Ser en esencia una rata
acostumbrada al hedor de los abismos. Recordar el abecedario y seguir su curso
como un río de aguas negras. Jugar al pequeño dios de los conflictos y hacer
que se mueva el tiempo de atrás para adelante y zigzagueando, como si el sol
saliera a la más mínima seña de mi pata izquierda.
Escurrirse por los meandros de los líquidos que rodean mi
cerebro. Proyectar la próxima trepanación con toda astucia. Reconvenirme a la
hora precisa porque el olor del pan obliga.
Reaparecer sin sorprender. Esclerotizar o erotizar,
escandir la esencia de lo que sólo son líquidos en el cerebro, reacciones
químicas en torno a las circunvoluciones donde giran todos los eventos que
forman nuestra historia: Estruendos, reguero de recuerdos; recogerlos para
armar un ramo de espléndidos amaneceres y decir luego, acariciando los pétalos
de soles recién nacidos: Vine al mundo
para matar al olvido, para hacer que nazcan nuevos amores, cuyo cuerpo es de
palabras. Nací para ser arrancada de la nostalgia.

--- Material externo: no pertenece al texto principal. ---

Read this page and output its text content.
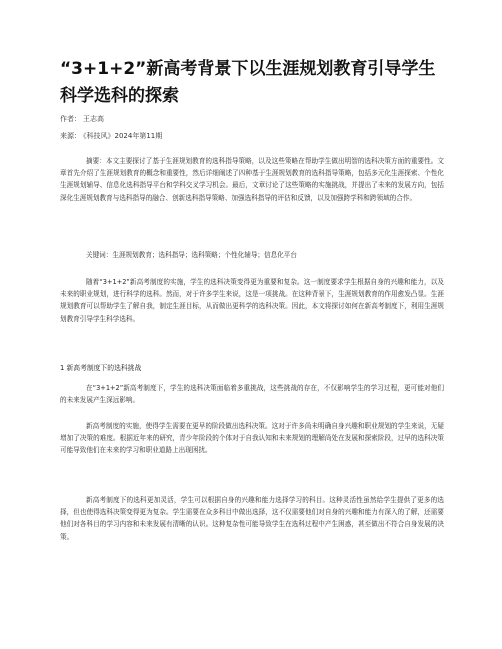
“3+1+2”新高考背景下以生涯规划教育引导学生科学选科的探索
作者： 王志高
来源： 《科技风》2024年第11期

摘要：本文主要探讨了基于生涯规划教育的选科指导策略，以及这些策略在帮助学生做出明智的选科决策方面的重要性。文章首先介绍了生涯规划教育的概念和重要性，然后详细阐述了四种基于生涯规划教育的选科指导策略，包括多元化生涯探索、个性化生涯规划辅导、信息化选科指导平台和学科交叉学习机会。最后，文章讨论了这些策略的实施挑战，并提出了未来的发展方向，包括深化生涯规划教育与选科指导的融合、创新选科指导策略、加强选科指导的评估和反馈，以及加强跨学科和跨领域的合作。

关键词：生涯规划教育；选科指导；选科策略；个性化辅导；信息化平台

随着“3+1+2”新高考制度的实施，学生的选科决策变得更为重要和复杂。这一制度要求学生根据自身的兴趣和能力，以及未来的职业规划，进行科学的选科。然而，对于许多学生来说，这是一项挑战。在这种背景下，生涯规划教育的作用愈发凸显。生涯规划教育可以帮助学生了解自我，制定生涯目标，从而做出更科学的选科决策。因此，本文将探讨如何在新高考制度下，利用生涯规划教育引导学生科学选科。

1 新高考制度下的选科挑战

在“3+1+2”新高考制度下，学生的选科决策面临着多重挑战，这些挑战的存在，不仅影响学生的学习过程，更可能对他们的未来发展产生深远影响。

新高考制度的实施，使得学生需要在更早的阶段做出选科决策。这对于许多尚未明确自身兴趣和职业规划的学生来说，无疑增加了决策的难度。根据近年来的研究，青少年阶段的个体对于自我认知和未来规划的理解尚处在发展和探索阶段，过早的选科决策可能导致他们在未来的学习和职业道路上出现困扰。

新高考制度下的选科更加灵活，学生可以根据自身的兴趣和能力选择学习的科目。这种灵活性虽然给学生提供了更多的选择，但也使得选科决策变得更为复杂。学生需要在众多科目中做出选择，这不仅需要他们对自身的兴趣和能力有深入的了解，还需要他们对各科目的学习内容和未来发展有清晰的认识。这种复杂性可能导致学生在选科过程中产生困惑，甚至做出不符合自身发展的决策。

Para que los temores huyan ser la majestuosa carabela de
madera oscura, donde zarpen todas las ratas del mundo y me hundiré en el
momento exacto, ahíta hasta los bordes de mansedumbre, de la euforia de las
ratas ante la muerte inevitable.
Insoladas mandarinas desde el cielo contemplarán ese espectáculo del navío que muere con todas sus ratas, tragados barco y bestias
por el amado mar bajo el atardecer más hermoso que jamás el universo viera.